Ranitala is a village, with a police station, in the Bhagawangola II CD block in the Lalbag subdivision of Murshidabad district in the state of West Bengal, India.

==Geography==

===Location===
Ranitala is located at .

Ranitala is in Baligram gram panchayat. Other villages in Baligram gram panchayat are: Anupnagar, Balijana, Dhwajamat, Jibanpur, Kalyan Nagar, Kamari, Mehadipur, Rajabati, Baligram, Boalia, Jhikra, Jogopur, Kamal Chak, Khagjana, Nandanpur, Rajapur and Sahari.

===Area overview===
While the Lalbag subdivision is spread across both the natural physiographic regions of the district, Rarh and Bagri, the Domkal subdivision occupies the north-eastern corner of Bagri. In the map alongside, the Ganges/ Padma River flows along the northern portion. The border with Bangladesh can be seen in the north and the east. Murshidabad district shares with Bangladesh a porous international border which is notoriously crime prone (partly shown in this map). The Ganges has a tendency to change course frequently, causing severe erosion, mostly along the southern bank. The historic city of Murshidabad, a centre of major tourist attraction, is located in this area. In 1717, when Murshid Quli Khan became Subahdar, he made Murshidabad the capital of Subah Bangla (then Bengal, Bihar and Odisha). The entire area is overwhelmingly rural with over 90% of the population living in the rural areas.

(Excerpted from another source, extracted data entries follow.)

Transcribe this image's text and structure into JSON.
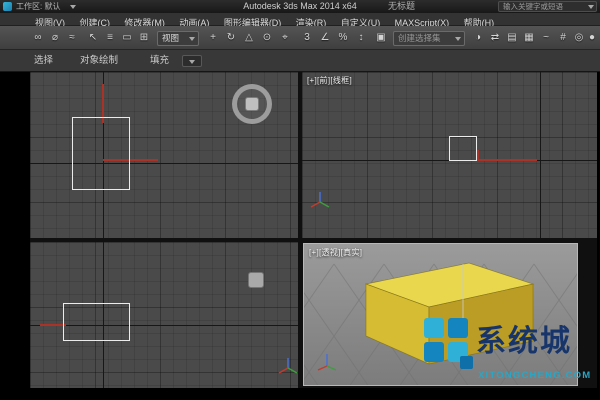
{
  "title_bar": {
    "workspace_label": "工作区: 默认",
    "app_title": "Autodesk 3ds Max 2014 x64",
    "doc_title": "无标题",
    "search_placeholder": "输入关键字或短语"
  },
  "menu_bar": {
    "items": [
      "视图(V)",
      "创建(C)",
      "修改器(M)",
      "动画(A)",
      "图形编辑器(D)",
      "渲染(R)",
      "自定义(U)",
      "MAXScript(X)",
      "帮助(H)"
    ]
  },
  "toolbar": {
    "coord_system": "视图",
    "named_sets": "创建选择集",
    "icons": [
      {
        "name": "select-and-link",
        "glyph": "∞"
      },
      {
        "name": "unlink-selection",
        "glyph": "⌀"
      },
      {
        "name": "bind-to-spacewarp",
        "glyph": "≈"
      },
      {
        "name": "select-object",
        "glyph": "↖"
      },
      {
        "name": "select-by-name",
        "glyph": "≡"
      },
      {
        "name": "selection-region",
        "glyph": "▭"
      },
      {
        "name": "window-crossing",
        "glyph": "⊞"
      },
      {
        "name": "select-and-move",
        "glyph": "+"
      },
      {
        "name": "select-and-rotate",
        "glyph": "↻"
      },
      {
        "name": "select-and-scale",
        "glyph": "△"
      },
      {
        "name": "use-pivot-center",
        "glyph": "⊙"
      },
      {
        "name": "select-and-manipulate",
        "glyph": "⌖"
      },
      {
        "name": "snaps-toggle",
        "glyph": "3"
      },
      {
        "name": "angle-snap",
        "glyph": "∠"
      },
      {
        "name": "percent-snap",
        "glyph": "%"
      },
      {
        "name": "spinner-snap",
        "glyph": "↕"
      },
      {
        "name": "edit-named-selection-sets",
        "glyph": "▣"
      },
      {
        "name": "mirror",
        "glyph": "◑"
      },
      {
        "name": "align",
        "glyph": "⇄"
      },
      {
        "name": "layer-manager",
        "glyph": "▤"
      },
      {
        "name": "graphite-ribbon",
        "glyph": "▦"
      },
      {
        "name": "curve-editor",
        "glyph": "~"
      },
      {
        "name": "schematic-view",
        "glyph": "#"
      },
      {
        "name": "material-editor",
        "glyph": "◎"
      },
      {
        "name": "render-setup",
        "glyph": "●"
      }
    ]
  },
  "ribbon_tabs": {
    "select": "选择",
    "object_paint": "对象绘制",
    "populate": "填充"
  },
  "viewports": {
    "front_label": "[+][前][线框]",
    "perspective_label": "[+][透视][真实]"
  },
  "watermark": {
    "brand": "系统城",
    "site": "XITONGCHENG.COM"
  },
  "colors": {
    "viewport_bg": "#4a4a4a",
    "persp_bg": "#8f8f8f",
    "box_top": "#e9d74e",
    "box_left": "#d6bc32",
    "box_right": "#bb9d26",
    "spline_red": "#aa3226",
    "shape_white": "#ececec",
    "active_viewport_border": "#d8c232",
    "brand_navy": "#17356b",
    "brand_teal": "#2fb0d6"
  }
}
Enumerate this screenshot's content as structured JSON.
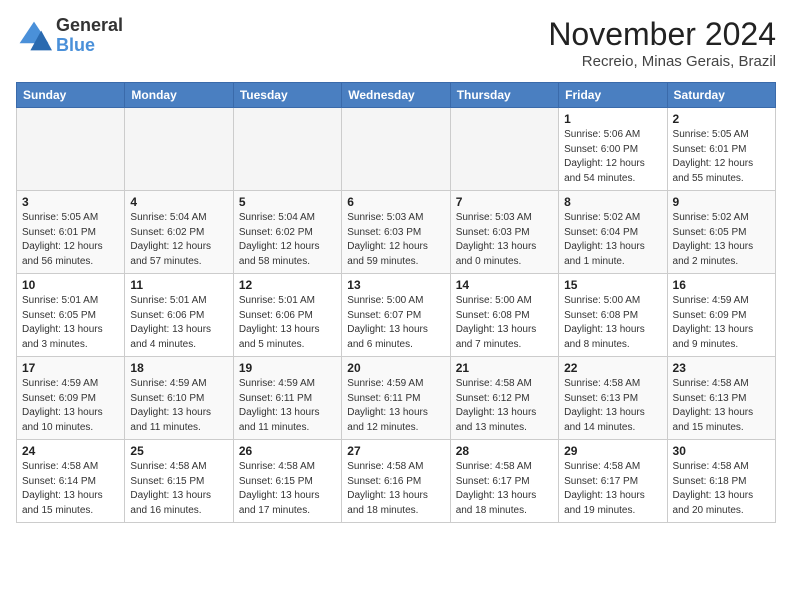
{
  "logo": {
    "line1": "General",
    "line2": "Blue"
  },
  "title": "November 2024",
  "location": "Recreio, Minas Gerais, Brazil",
  "headers": [
    "Sunday",
    "Monday",
    "Tuesday",
    "Wednesday",
    "Thursday",
    "Friday",
    "Saturday"
  ],
  "weeks": [
    [
      {
        "day": "",
        "empty": true
      },
      {
        "day": "",
        "empty": true
      },
      {
        "day": "",
        "empty": true
      },
      {
        "day": "",
        "empty": true
      },
      {
        "day": "",
        "empty": true
      },
      {
        "day": "1",
        "sunrise": "Sunrise: 5:06 AM",
        "sunset": "Sunset: 6:00 PM",
        "daylight": "Daylight: 12 hours and 54 minutes."
      },
      {
        "day": "2",
        "sunrise": "Sunrise: 5:05 AM",
        "sunset": "Sunset: 6:01 PM",
        "daylight": "Daylight: 12 hours and 55 minutes."
      }
    ],
    [
      {
        "day": "3",
        "sunrise": "Sunrise: 5:05 AM",
        "sunset": "Sunset: 6:01 PM",
        "daylight": "Daylight: 12 hours and 56 minutes."
      },
      {
        "day": "4",
        "sunrise": "Sunrise: 5:04 AM",
        "sunset": "Sunset: 6:02 PM",
        "daylight": "Daylight: 12 hours and 57 minutes."
      },
      {
        "day": "5",
        "sunrise": "Sunrise: 5:04 AM",
        "sunset": "Sunset: 6:02 PM",
        "daylight": "Daylight: 12 hours and 58 minutes."
      },
      {
        "day": "6",
        "sunrise": "Sunrise: 5:03 AM",
        "sunset": "Sunset: 6:03 PM",
        "daylight": "Daylight: 12 hours and 59 minutes."
      },
      {
        "day": "7",
        "sunrise": "Sunrise: 5:03 AM",
        "sunset": "Sunset: 6:03 PM",
        "daylight": "Daylight: 13 hours and 0 minutes."
      },
      {
        "day": "8",
        "sunrise": "Sunrise: 5:02 AM",
        "sunset": "Sunset: 6:04 PM",
        "daylight": "Daylight: 13 hours and 1 minute."
      },
      {
        "day": "9",
        "sunrise": "Sunrise: 5:02 AM",
        "sunset": "Sunset: 6:05 PM",
        "daylight": "Daylight: 13 hours and 2 minutes."
      }
    ],
    [
      {
        "day": "10",
        "sunrise": "Sunrise: 5:01 AM",
        "sunset": "Sunset: 6:05 PM",
        "daylight": "Daylight: 13 hours and 3 minutes."
      },
      {
        "day": "11",
        "sunrise": "Sunrise: 5:01 AM",
        "sunset": "Sunset: 6:06 PM",
        "daylight": "Daylight: 13 hours and 4 minutes."
      },
      {
        "day": "12",
        "sunrise": "Sunrise: 5:01 AM",
        "sunset": "Sunset: 6:06 PM",
        "daylight": "Daylight: 13 hours and 5 minutes."
      },
      {
        "day": "13",
        "sunrise": "Sunrise: 5:00 AM",
        "sunset": "Sunset: 6:07 PM",
        "daylight": "Daylight: 13 hours and 6 minutes."
      },
      {
        "day": "14",
        "sunrise": "Sunrise: 5:00 AM",
        "sunset": "Sunset: 6:08 PM",
        "daylight": "Daylight: 13 hours and 7 minutes."
      },
      {
        "day": "15",
        "sunrise": "Sunrise: 5:00 AM",
        "sunset": "Sunset: 6:08 PM",
        "daylight": "Daylight: 13 hours and 8 minutes."
      },
      {
        "day": "16",
        "sunrise": "Sunrise: 4:59 AM",
        "sunset": "Sunset: 6:09 PM",
        "daylight": "Daylight: 13 hours and 9 minutes."
      }
    ],
    [
      {
        "day": "17",
        "sunrise": "Sunrise: 4:59 AM",
        "sunset": "Sunset: 6:09 PM",
        "daylight": "Daylight: 13 hours and 10 minutes."
      },
      {
        "day": "18",
        "sunrise": "Sunrise: 4:59 AM",
        "sunset": "Sunset: 6:10 PM",
        "daylight": "Daylight: 13 hours and 11 minutes."
      },
      {
        "day": "19",
        "sunrise": "Sunrise: 4:59 AM",
        "sunset": "Sunset: 6:11 PM",
        "daylight": "Daylight: 13 hours and 11 minutes."
      },
      {
        "day": "20",
        "sunrise": "Sunrise: 4:59 AM",
        "sunset": "Sunset: 6:11 PM",
        "daylight": "Daylight: 13 hours and 12 minutes."
      },
      {
        "day": "21",
        "sunrise": "Sunrise: 4:58 AM",
        "sunset": "Sunset: 6:12 PM",
        "daylight": "Daylight: 13 hours and 13 minutes."
      },
      {
        "day": "22",
        "sunrise": "Sunrise: 4:58 AM",
        "sunset": "Sunset: 6:13 PM",
        "daylight": "Daylight: 13 hours and 14 minutes."
      },
      {
        "day": "23",
        "sunrise": "Sunrise: 4:58 AM",
        "sunset": "Sunset: 6:13 PM",
        "daylight": "Daylight: 13 hours and 15 minutes."
      }
    ],
    [
      {
        "day": "24",
        "sunrise": "Sunrise: 4:58 AM",
        "sunset": "Sunset: 6:14 PM",
        "daylight": "Daylight: 13 hours and 15 minutes."
      },
      {
        "day": "25",
        "sunrise": "Sunrise: 4:58 AM",
        "sunset": "Sunset: 6:15 PM",
        "daylight": "Daylight: 13 hours and 16 minutes."
      },
      {
        "day": "26",
        "sunrise": "Sunrise: 4:58 AM",
        "sunset": "Sunset: 6:15 PM",
        "daylight": "Daylight: 13 hours and 17 minutes."
      },
      {
        "day": "27",
        "sunrise": "Sunrise: 4:58 AM",
        "sunset": "Sunset: 6:16 PM",
        "daylight": "Daylight: 13 hours and 18 minutes."
      },
      {
        "day": "28",
        "sunrise": "Sunrise: 4:58 AM",
        "sunset": "Sunset: 6:17 PM",
        "daylight": "Daylight: 13 hours and 18 minutes."
      },
      {
        "day": "29",
        "sunrise": "Sunrise: 4:58 AM",
        "sunset": "Sunset: 6:17 PM",
        "daylight": "Daylight: 13 hours and 19 minutes."
      },
      {
        "day": "30",
        "sunrise": "Sunrise: 4:58 AM",
        "sunset": "Sunset: 6:18 PM",
        "daylight": "Daylight: 13 hours and 20 minutes."
      }
    ]
  ]
}
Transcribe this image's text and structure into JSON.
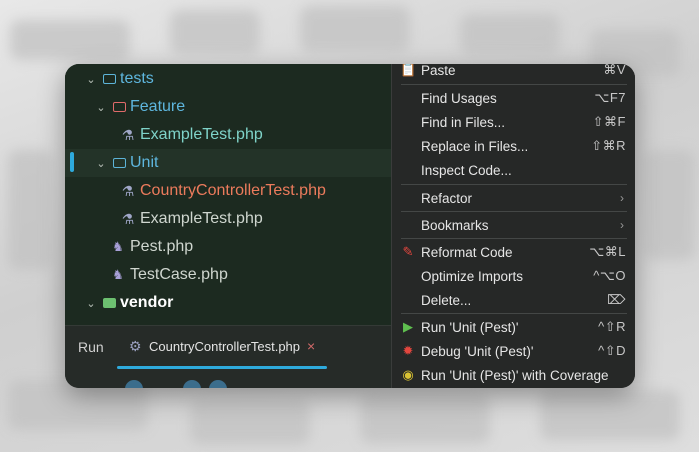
{
  "project_tree": {
    "items": [
      {
        "label": "tests",
        "caret": "⌄",
        "icon": "folder-icon"
      },
      {
        "label": "Feature",
        "caret": "⌄",
        "icon": "folder-red-icon"
      },
      {
        "label": "ExampleTest.php",
        "icon": "flask-icon"
      },
      {
        "label": "Unit",
        "caret": "⌄",
        "icon": "folder-icon"
      },
      {
        "label": "CountryControllerTest.php",
        "icon": "flask-icon"
      },
      {
        "label": "ExampleTest.php",
        "icon": "flask-icon"
      },
      {
        "label": "Pest.php",
        "icon": "php-icon"
      },
      {
        "label": "TestCase.php",
        "icon": "php-icon"
      },
      {
        "label": "vendor",
        "caret": "⌄",
        "icon": "folder-green-icon"
      }
    ]
  },
  "run_panel": {
    "title": "Run",
    "tab_label": "CountryControllerTest.php",
    "close_glyph": "×"
  },
  "context_menu": {
    "paste": {
      "label": "Paste",
      "shortcut": "⌘V"
    },
    "find_usages": {
      "label": "Find Usages",
      "shortcut": "⌥F7"
    },
    "find_in_files": {
      "label": "Find in Files...",
      "shortcut": "⇧⌘F"
    },
    "replace_in_files": {
      "label": "Replace in Files...",
      "shortcut": "⇧⌘R"
    },
    "inspect_code": {
      "label": "Inspect Code..."
    },
    "refactor": {
      "label": "Refactor"
    },
    "bookmarks": {
      "label": "Bookmarks"
    },
    "reformat_code": {
      "label": "Reformat Code",
      "shortcut": "⌥⌘L"
    },
    "optimize_imports": {
      "label": "Optimize Imports",
      "shortcut": "^⌥O"
    },
    "delete": {
      "label": "Delete...",
      "shortcut": "⌦"
    },
    "run_unit": {
      "label": "Run 'Unit (Pest)'",
      "shortcut": "^⇧R"
    },
    "debug_unit": {
      "label": "Debug 'Unit (Pest)'",
      "shortcut": "^⇧D"
    },
    "run_coverage": {
      "label": "Run 'Unit (Pest)' with Coverage"
    }
  },
  "colors": {
    "accent": "#2eaadc",
    "test_failed": "#ec7b5c",
    "run_green": "#5fbf4f",
    "debug_red": "#e2463e",
    "coverage_yellow": "#d9c233"
  }
}
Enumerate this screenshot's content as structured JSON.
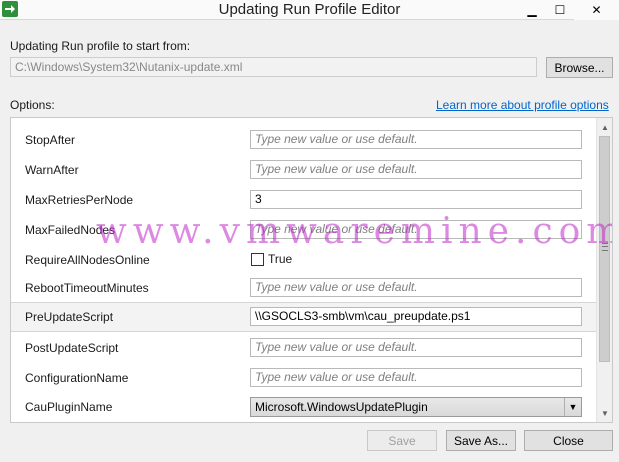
{
  "window": {
    "title": "Updating Run Profile Editor"
  },
  "profile": {
    "label": "Updating Run profile to start from:",
    "path": "C:\\Windows\\System32\\Nutanix-update.xml",
    "browse_label": "Browse..."
  },
  "options": {
    "label": "Options:",
    "learn_more": "Learn more about profile options",
    "rows": [
      {
        "name": "StopAfter",
        "value": "",
        "placeholder": "Type new value or use default."
      },
      {
        "name": "WarnAfter",
        "value": "",
        "placeholder": "Type new value or use default."
      },
      {
        "name": "MaxRetriesPerNode",
        "value": "3",
        "placeholder": ""
      },
      {
        "name": "MaxFailedNodes",
        "value": "",
        "placeholder": "Type new value or use default."
      },
      {
        "name": "RequireAllNodesOnline",
        "checkbox_label": "True",
        "checked": false
      },
      {
        "name": "RebootTimeoutMinutes",
        "value": "",
        "placeholder": "Type new value or use default."
      },
      {
        "name": "PreUpdateScript",
        "value": "\\\\GSOCLS3-smb\\vm\\cau_preupdate.ps1",
        "placeholder": ""
      },
      {
        "name": "PostUpdateScript",
        "value": "",
        "placeholder": "Type new value or use default."
      },
      {
        "name": "ConfigurationName",
        "value": "",
        "placeholder": "Type new value or use default."
      },
      {
        "name": "CauPluginName",
        "value": "Microsoft.WindowsUpdatePlugin"
      }
    ]
  },
  "footer": {
    "save_label": "Save",
    "save_as_label": "Save As...",
    "close_label": "Close"
  },
  "watermark": "www.vmwaremine.com"
}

Note: The map alongside presents some of the notable locations in the subdivisions. All places marked in the map are linked in the larger full screen map.

==Demographics==
According to the 2011 Census of India, Ranitala had a total population of 1,006, of which 522 (52%) were males and 484 (48%) were females. Population in the age range 0–6 years was 122. The total number of literate persons in Ranitala was 334 (37.78% of the population over 6 years).

==Civic administration==
===Police station===
Ranitala police station has jurisdiction over Bhagawangola II CD block.